All that doesn't necessarily kill off a credit company, but Metris is trading at a level that implies extinction. That's because of potential cash demands the company may have to meet. The first big cash drain could occur if Metris has to add cash to the off-balance sheet vehicles, called master trusts, that it sells its loans through. When certain profit margins on loans in the trusts sink below 5.5% over a certain period, Metris has to deposit cash with the trust.

On the conference call Wednesday, a Metris executive said that margin was 5.9%, but he played down the likelihood that the triggers would be hit. However, one of the ways that the margin falls is if losses go up; Metris officials wouldn't say on the call that losses have peaked. In fact, in June, they were 16.2% of the trust, compared with 15.8% in May. And if losses jump a few more percentage points and interest income dips, the profit margin trigger could dip below zero. If that happens, Metris would have to pay off the principal of the trust, a massive cash drain.

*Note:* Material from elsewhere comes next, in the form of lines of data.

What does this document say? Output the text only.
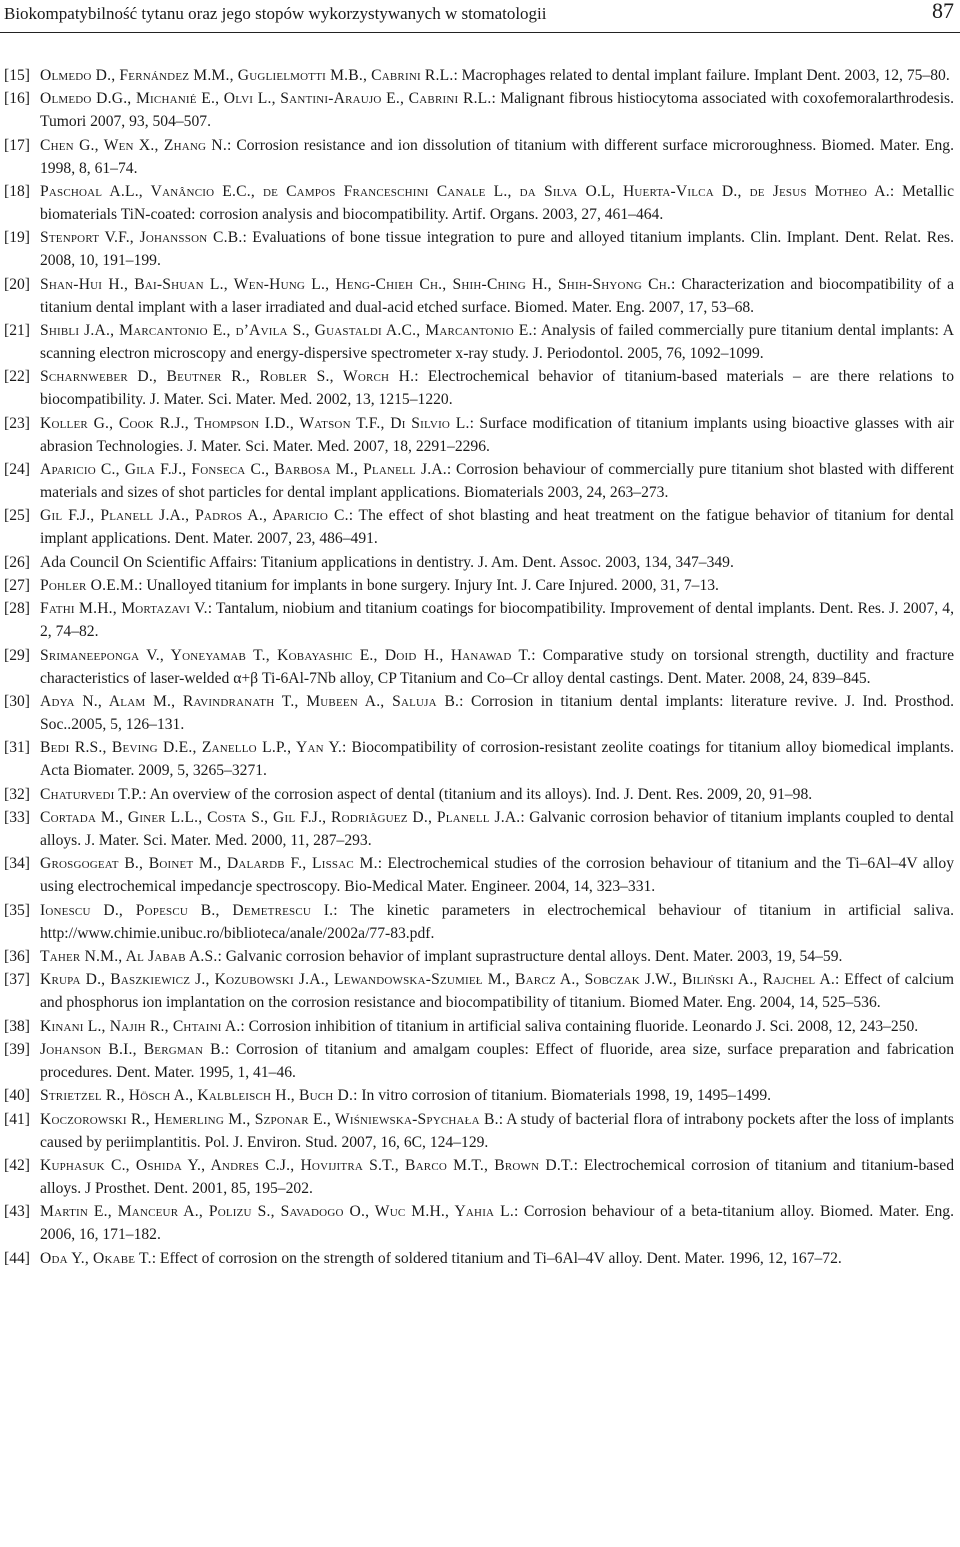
Biokompatybilność tytanu oraz jego stopów wykorzystywanych w stomatologii	87
[15] Olmedo D., Fernández M.M., Guglielmotti M.B., Cabrini R.L.: Macrophages related to dental implant failure. Implant Dent. 2003, 12, 75–80.
[16] Olmedo D.G., Michanié E., Olvi L., Santini-Araujo E., Cabrini R.L.: Malignant fibrous histiocytoma associated with coxofemoralarthrodesis. Tumori 2007, 93, 504–507.
[17] Chen G., Wen X., Zhang N.: Corrosion resistance and ion dissolution of titanium with different surface microroughness. Biomed. Mater. Eng. 1998, 8, 61–74.
[18] Paschoal A.L., Vanâncio E.C., de Campos Franceschini Canale L., da Silva O.L, Huerta-Vilca D., de Jesus Motheo A.: Metallic biomaterials TiN-coated: corrosion analysis and biocompatibility. Artif. Organs. 2003, 27, 461–464.
[19] Stenport V.F., Johansson C.B.: Evaluations of bone tissue integration to pure and alloyed titanium implants. Clin. Implant. Dent. Relat. Res. 2008, 10, 191–199.
[20] Shan-Hui H., Bai-Shuan L., Wen-Hung L., Heng-Chieh Ch., Shih-Ching H., Shih-Shyong Ch.: Characterization and biocompatibility of a titanium dental implant with a laser irradiated and dual-acid etched surface. Biomed. Mater. Eng. 2007, 17, 53–68.
[21] Shibli J.A., Marcantonio E., d’Avila S., Guastaldi A.C., Marcantonio E.: Analysis of failed commercially pure titanium dental implants: A scanning electron microscopy and energy-dispersive spectrometer x-ray study. J. Periodontol. 2005, 76, 1092–1099.
[22] Scharnweber D., Beutner R., Robler S., Worch H.: Electrochemical behavior of titanium-based materials – are there relations to biocompatibility. J. Mater. Sci. Mater. Med. 2002, 13, 1215–1220.
[23] Koller G., Cook R.J., Thompson I.D., Watson T.F., Di Silvio L.: Surface modification of titanium implants using bioactive glasses with air abrasion Technologies. J. Mater. Sci. Mater. Med. 2007, 18, 2291–2296.
[24] Aparicio C., Gila F.J., Fonseca C., Barbosa M., Planell J.A.: Corrosion behaviour of commercially pure titanium shot blasted with different materials and sizes of shot particles for dental implant applications. Biomaterials 2003, 24, 263–273.
[25] Gil F.J., Planell J.A., Padros A., Aparicio C.: The effect of shot blasting and heat treatment on the fatigue behavior of titanium for dental implant applications. Dent. Mater. 2007, 23, 486–491.
[26] Ada Council On Scientific Affairs: Titanium applications in dentistry. J. Am. Dent. Assoc. 2003, 134, 347–349.
[27] Pohler O.E.M.: Unalloyed titanium for implants in bone surgery. Injury Int. J. Care Injured. 2000, 31, 7–13.
[28] Fathi M.H., Mortazavi V.: Tantalum, niobium and titanium coatings for biocompatibility. Improvement of dental implants. Dent. Res. J. 2007, 4, 2, 74–82.
[29] Srimaneeponga V., Yoneyamab T., Kobayashic E., Doid H., Hanawad T.: Comparative study on torsional strength, ductility and fracture characteristics of laser-welded α+β Ti-6Al-7Nb alloy, CP Titanium and Co–Cr alloy dental castings. Dent. Mater. 2008, 24, 839–845.
[30] Adya N., Alam M., Ravindranath T., Mubeen A., Saluja B.: Corrosion in titanium dental implants: literature revive. J. Ind. Prosthod. Soc..2005, 5, 126–131.
[31] Bedi R.S., Beving D.E., Zanello L.P., Yan Y.: Biocompatibility of corrosion-resistant zeolite coatings for titanium alloy biomedical implants. Acta Biomater. 2009, 5, 3265–3271.
[32] Chaturvedi T.P.: An overview of the corrosion aspect of dental (titanium and its alloys). Ind. J. Dent. Res. 2009, 20, 91–98.
[33] Cortada M., Giner L.L., Costa S., Gil F.J., Rodriâguez D., Planell J.A.: Galvanic corrosion behavior of titanium implants coupled to dental alloys. J. Mater. Sci. Mater. Med. 2000, 11, 287–293.
[34] Grosgogeat B., Boinet M., Dalardb F., Lissac M.: Electrochemical studies of the corrosion behaviour of titanium and the Ti–6Al–4V alloy using electrochemical impedancje spectroscopy. Bio-Medical Mater. Engineer. 2004, 14, 323–331.
[35] Ionescu D., Popescu B., Demetrescu I.: The kinetic parameters in electrochemical behaviour of titanium in artificial saliva. http://www.chimie.unibuc.ro/biblioteca/anale/2002a/77-83.pdf.
[36] Taher N.M., Al Jabab A.S.: Galvanic corrosion behavior of implant suprastructure dental alloys. Dent. Mater. 2003, 19, 54–59.
[37] Krupa D., Baszkiewicz J., Kozubowski J.A., Lewandowska-Szumieł M., Barcz A., Sobczak J.W., Biliński A., Rajchel A.: Effect of calcium and phosphorus ion implantation on the corrosion resistance and biocompatibility of titanium. Biomed Mater. Eng. 2004, 14, 525–536.
[38] Kinani L., Najih R., Chtaini A.: Corrosion inhibition of titanium in artificial saliva containing fluoride. Leonardo J. Sci. 2008, 12, 243–250.
[39] Johanson B.I., Bergman B.: Corrosion of titanium and amalgam couples: Effect of fluoride, area size, surface preparation and fabrication procedures. Dent. Mater. 1995, 1, 41–46.
[40] Strietzel R., Hösch A., Kalbleisch H., Buch D.: In vitro corrosion of titanium. Biomaterials 1998, 19, 1495–1499.
[41] Koczorowski R., Hemerling M., Szponar E., Wiśniewska-Spychała B.: A study of bacterial flora of intrabony pockets after the loss of implants caused by periimplantitis. Pol. J. Environ. Stud. 2007, 16, 6C, 124–129.
[42] Kuphasuk C., Oshida Y., Andres C.J., Hovijitra S.T., Barco M.T., Brown D.T.: Electrochemical corrosion of titanium and titanium-based alloys. J Prosthet. Dent. 2001, 85, 195–202.
[43] Martin E., Manceur A., Polizu S., Savadogo O., Wuc M.H., Yahia L.: Corrosion behaviour of a beta-titanium alloy. Biomed. Mater. Eng. 2006, 16, 171–182.
[44] Oda Y., Okabe T.: Effect of corrosion on the strength of soldered titanium and Ti–6Al–4V alloy. Dent. Mater. 1996, 12, 167–72.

But the liquidity concerns don't stop there: Metris may have to find $100 million in June next year to pay back a term loan of that size that matures then. Metris executives pooh-poohed suggestions that Metris faced a liquidity crunch on the call, pointing to available funding sources. The company didn't immediately return calls seeking comment.

Quality, Job One

At first blush, Capital One's selloff would seem odd, given its increase in earnings guidance for 2002 and the fact that it beat profit expectations. But numbers weren't as clean as usual. For example, Capital One allowed its marketing expense to drop $33 million from the prior quarter. If it had kept marketing at the prior quarter number, earnings would've been 9 cents lower.

As for guidance, credit card earnings are relatively easy to manufacture, due to the fact that the accounting method used in the industry allows fast-growing lenders to book big profits upfront. And Capital One's explanation Tuesday about how it intends to keep increasing earnings appeared inconsistent to some observers. The company said that it intends to keep adding loans to highly creditworthy customers but also conceded that this market segment is getting increasingly competitive. A company spokeswoman responded: "We still have a large amount of opportunities in the marketplace."

Also, now that the company has revealed its subprime loan book to be higher than market estimates, analysts will probably start to up bad loan forecasts. The other jarring revelation in Capital One's release Tuesday was the requirement from regulators that the company improve its systems. The lender was long been considered a leader in technology. The company spokeswoman responded that Capital One's data-mining IT that it uses to find profitable borrowers is excellent, adding that the regulatory agreement concerns "internal government structures."

Capital One's "memo of understanding" with the regulators also increases expenses for Capital One. The higher bad loan reserves required by the regulators almost certainly pushed up the provision expense in the second quarter, and the cost of upgrading systems will also add to overhead.